Smarter financial crime compliance

  • Share

For banks, the cost of meeting their KYC and AML requirements with human resources is spiraling out of control. New digital technologies offer banks a lifeline, with the potential to realise sizeable cost savings quickly without the need for significant investment.

Stricter KYC and AML requirements

In response to ever more digitally sophisticated financial crime threats, regulators around the world are raising the bar on banks’ KYC and AML requirements – and handing down record fines for lapses.

An extraordinary level of human effort is required to meet these demands. In addition to the KYC platform requirements, transaction monitoring can generate more than 1,000 alerts every day for a large bank. If each one of these alerts takes an hour to investigate, a bank will need 133 employees working full-time just to cover this aspect of compliance alone.

The cost is staggering.

In 2016, global expenditures on financial crime compliance by top-tier banking and capital markets firms reached a record breaking US$32b – a figure currently projected to rise to US$36.8b by 2018.

This is not just expensive — it’s incredibly inefficient. Of the alerts reviewed each day, around 80% are typically quickly found to be benign. The remaining 20% go to the next level of investigation, which takes more time. Of these, another 15–19% are not suspicious.

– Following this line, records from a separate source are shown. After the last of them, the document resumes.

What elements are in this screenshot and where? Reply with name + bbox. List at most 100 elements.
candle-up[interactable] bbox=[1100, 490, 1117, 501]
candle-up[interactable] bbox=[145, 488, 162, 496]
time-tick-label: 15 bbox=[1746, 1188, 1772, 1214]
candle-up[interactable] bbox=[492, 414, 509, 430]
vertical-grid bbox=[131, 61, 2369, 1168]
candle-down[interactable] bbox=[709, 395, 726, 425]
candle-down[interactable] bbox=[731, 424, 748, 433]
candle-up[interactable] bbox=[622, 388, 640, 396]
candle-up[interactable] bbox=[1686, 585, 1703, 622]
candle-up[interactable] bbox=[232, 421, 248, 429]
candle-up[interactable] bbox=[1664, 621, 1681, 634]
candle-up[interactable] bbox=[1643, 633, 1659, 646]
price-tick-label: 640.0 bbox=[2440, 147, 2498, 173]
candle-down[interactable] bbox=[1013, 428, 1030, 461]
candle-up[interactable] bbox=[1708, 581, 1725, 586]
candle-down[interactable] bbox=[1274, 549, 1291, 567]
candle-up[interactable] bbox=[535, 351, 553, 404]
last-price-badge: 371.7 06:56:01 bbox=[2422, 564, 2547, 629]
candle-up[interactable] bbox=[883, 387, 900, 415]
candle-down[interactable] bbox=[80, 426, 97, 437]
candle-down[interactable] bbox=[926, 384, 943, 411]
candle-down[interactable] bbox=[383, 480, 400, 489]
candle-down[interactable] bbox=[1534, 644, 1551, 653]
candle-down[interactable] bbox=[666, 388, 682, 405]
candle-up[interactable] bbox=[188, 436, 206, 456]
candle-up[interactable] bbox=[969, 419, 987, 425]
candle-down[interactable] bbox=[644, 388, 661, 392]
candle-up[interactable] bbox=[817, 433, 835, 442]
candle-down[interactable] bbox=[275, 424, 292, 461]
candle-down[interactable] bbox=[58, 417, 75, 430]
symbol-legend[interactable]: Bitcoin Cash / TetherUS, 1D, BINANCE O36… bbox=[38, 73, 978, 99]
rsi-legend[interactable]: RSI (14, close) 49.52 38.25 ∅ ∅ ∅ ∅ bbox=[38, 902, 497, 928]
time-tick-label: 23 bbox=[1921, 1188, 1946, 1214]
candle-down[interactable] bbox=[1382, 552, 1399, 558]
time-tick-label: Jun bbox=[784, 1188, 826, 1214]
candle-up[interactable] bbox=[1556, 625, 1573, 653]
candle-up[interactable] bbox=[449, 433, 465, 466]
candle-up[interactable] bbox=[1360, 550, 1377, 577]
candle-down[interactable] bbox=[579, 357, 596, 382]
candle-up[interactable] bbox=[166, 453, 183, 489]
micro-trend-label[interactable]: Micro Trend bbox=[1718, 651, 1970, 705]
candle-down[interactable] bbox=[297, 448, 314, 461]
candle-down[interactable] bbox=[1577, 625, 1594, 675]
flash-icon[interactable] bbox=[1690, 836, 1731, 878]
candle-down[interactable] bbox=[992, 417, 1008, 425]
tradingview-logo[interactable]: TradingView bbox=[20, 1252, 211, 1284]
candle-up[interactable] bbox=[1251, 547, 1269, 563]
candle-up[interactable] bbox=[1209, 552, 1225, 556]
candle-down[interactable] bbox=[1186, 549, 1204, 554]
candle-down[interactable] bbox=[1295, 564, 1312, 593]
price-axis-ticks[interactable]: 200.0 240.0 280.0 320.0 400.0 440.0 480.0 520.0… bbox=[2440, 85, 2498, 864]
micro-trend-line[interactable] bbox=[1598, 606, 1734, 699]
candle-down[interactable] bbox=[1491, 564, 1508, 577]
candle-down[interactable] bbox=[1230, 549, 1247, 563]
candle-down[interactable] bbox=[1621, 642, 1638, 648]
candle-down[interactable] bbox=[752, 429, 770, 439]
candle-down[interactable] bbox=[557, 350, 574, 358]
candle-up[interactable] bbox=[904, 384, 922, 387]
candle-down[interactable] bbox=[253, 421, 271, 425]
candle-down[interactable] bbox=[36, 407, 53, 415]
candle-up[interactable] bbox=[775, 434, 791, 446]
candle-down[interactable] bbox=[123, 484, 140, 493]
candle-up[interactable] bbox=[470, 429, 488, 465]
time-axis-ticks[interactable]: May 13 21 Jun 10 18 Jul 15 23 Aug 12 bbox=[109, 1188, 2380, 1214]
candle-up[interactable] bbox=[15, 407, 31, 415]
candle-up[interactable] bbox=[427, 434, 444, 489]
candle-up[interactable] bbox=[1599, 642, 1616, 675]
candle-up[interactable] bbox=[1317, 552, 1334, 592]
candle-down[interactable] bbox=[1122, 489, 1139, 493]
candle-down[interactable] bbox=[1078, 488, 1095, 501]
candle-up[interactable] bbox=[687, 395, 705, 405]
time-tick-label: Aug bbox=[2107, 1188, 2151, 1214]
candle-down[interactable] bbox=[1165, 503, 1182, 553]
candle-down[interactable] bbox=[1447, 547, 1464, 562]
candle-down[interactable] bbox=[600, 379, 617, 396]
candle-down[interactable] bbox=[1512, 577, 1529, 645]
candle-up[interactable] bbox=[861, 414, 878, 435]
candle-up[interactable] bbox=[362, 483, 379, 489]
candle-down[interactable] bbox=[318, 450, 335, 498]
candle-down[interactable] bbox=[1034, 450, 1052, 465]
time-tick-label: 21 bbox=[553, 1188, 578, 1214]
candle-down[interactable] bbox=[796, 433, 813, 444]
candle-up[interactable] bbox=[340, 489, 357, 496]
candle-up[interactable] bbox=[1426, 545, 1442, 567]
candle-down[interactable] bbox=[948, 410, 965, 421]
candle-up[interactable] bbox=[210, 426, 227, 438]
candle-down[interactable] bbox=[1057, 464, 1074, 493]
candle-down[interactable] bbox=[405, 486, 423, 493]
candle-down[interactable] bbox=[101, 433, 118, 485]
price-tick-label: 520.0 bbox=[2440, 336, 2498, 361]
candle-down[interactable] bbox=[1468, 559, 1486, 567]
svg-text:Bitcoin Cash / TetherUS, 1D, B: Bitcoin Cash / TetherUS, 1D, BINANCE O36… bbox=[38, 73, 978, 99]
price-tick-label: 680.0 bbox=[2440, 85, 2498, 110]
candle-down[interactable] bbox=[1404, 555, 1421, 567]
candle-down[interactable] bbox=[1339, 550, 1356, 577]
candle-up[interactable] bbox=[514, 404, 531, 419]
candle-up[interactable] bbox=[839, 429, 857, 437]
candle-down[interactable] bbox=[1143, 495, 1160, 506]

In an EY survey of financial institutions in Singapore and Hong Kong last year, 87% of respondents said their AML operations were not cost efficient.

Data analytics and robotics offer clear opportunities to get costs under control

The two most common solutions for improving AML cost efficiency our banking clients are working on are:

  • Data analytics. Compliance teams can use advanced data analytics to automatically monitor watch-lists, transactional activity and adverse media screening, enabling firms to proactively identify risks and opportunities. Analytical tools and visualisation software give stakeholders fast insight into what’s really going on with a particular account.
  • Robotics process automation (RPA). RPA can pull information from multiple bank systems, automating the vast majority of tasks required for initial investigations of transaction monitoring alerts. In addition, RPA is based on a step-by-step process flow that obtains internal and external publicly available documentation to complete a KYC file, thereby reducing onboarding and periodic review times while enhancing customer experience.

Harnessing analytics for alert triage

By applying advanced analytics to its transaction alert output, for example, a large US institution substantially reduced false positives.

The new system analysed Level 1 alerts for correlations against established true positives, and then escalated any matches. This also cut costs, since the volume of cases escalated for human review and investigation decreased by 46%.

In a proof-of-value exercise for a global bank interested in name screening alert triage, we identified the potential for false positives reductions of more than 80% across sanctions and politically exposed persons (PEP) alerts – along with the reduced risk of missed true matches.

We calculated that the bank could save up to US$120m over three years, enabling around 800 operational staff to be deployed to higher-value tasks.

Using RPA in screening investigations and KYC

RPA can be easily applied to automate repetitive, clerical processes within a screening function based on the decision rules defined by business and operation. Banks can also robotically preprocess negative news searches and collect customer information from external systems to screen individuals and organisations. The software then creates dockets in a standardised format for analysts to review easily and quickly.

We have worked with a top-tier bank to implement RPA in the information gathering stage of transaction monitoring alerts, leading to reduction of 70% in the time to process a Level 1 alerts.

RPA can significantly reduce the time it takes to complete a KYC review, while improving cost- effectiveness.

When we helped an international financial institution to remediate a backlog of 9,000 enhanced due diligence cases, our client estimated the remediation required an average of 22 hours per case. The total effort to clear the backlog was around 200,000 hours. Automating just 11 of the 16 process steps with RPA enabled the client to cut the cycle time in half.

Conclusion

Banks need to harness data analytics and RPA in numerous processes within the financial crime control framework, including:

  • KYC due diligence and client on-/off-boarding
  • AML transaction monitoring alert investigations
  • Name screening for sanctions and PEP investigations
  • Adverse press investigations
  • Payment screening for sanctions investigations
  • Source of wealth reviews
  • Linking accounts across the institution inclusive of all markets and segments to create a one-client view

The only question is whether they should start with a blend of small incremental steps or large-scale initiatives. Either way, the days of trying to manage AML and KYC compliance efforts with purely human resources are over.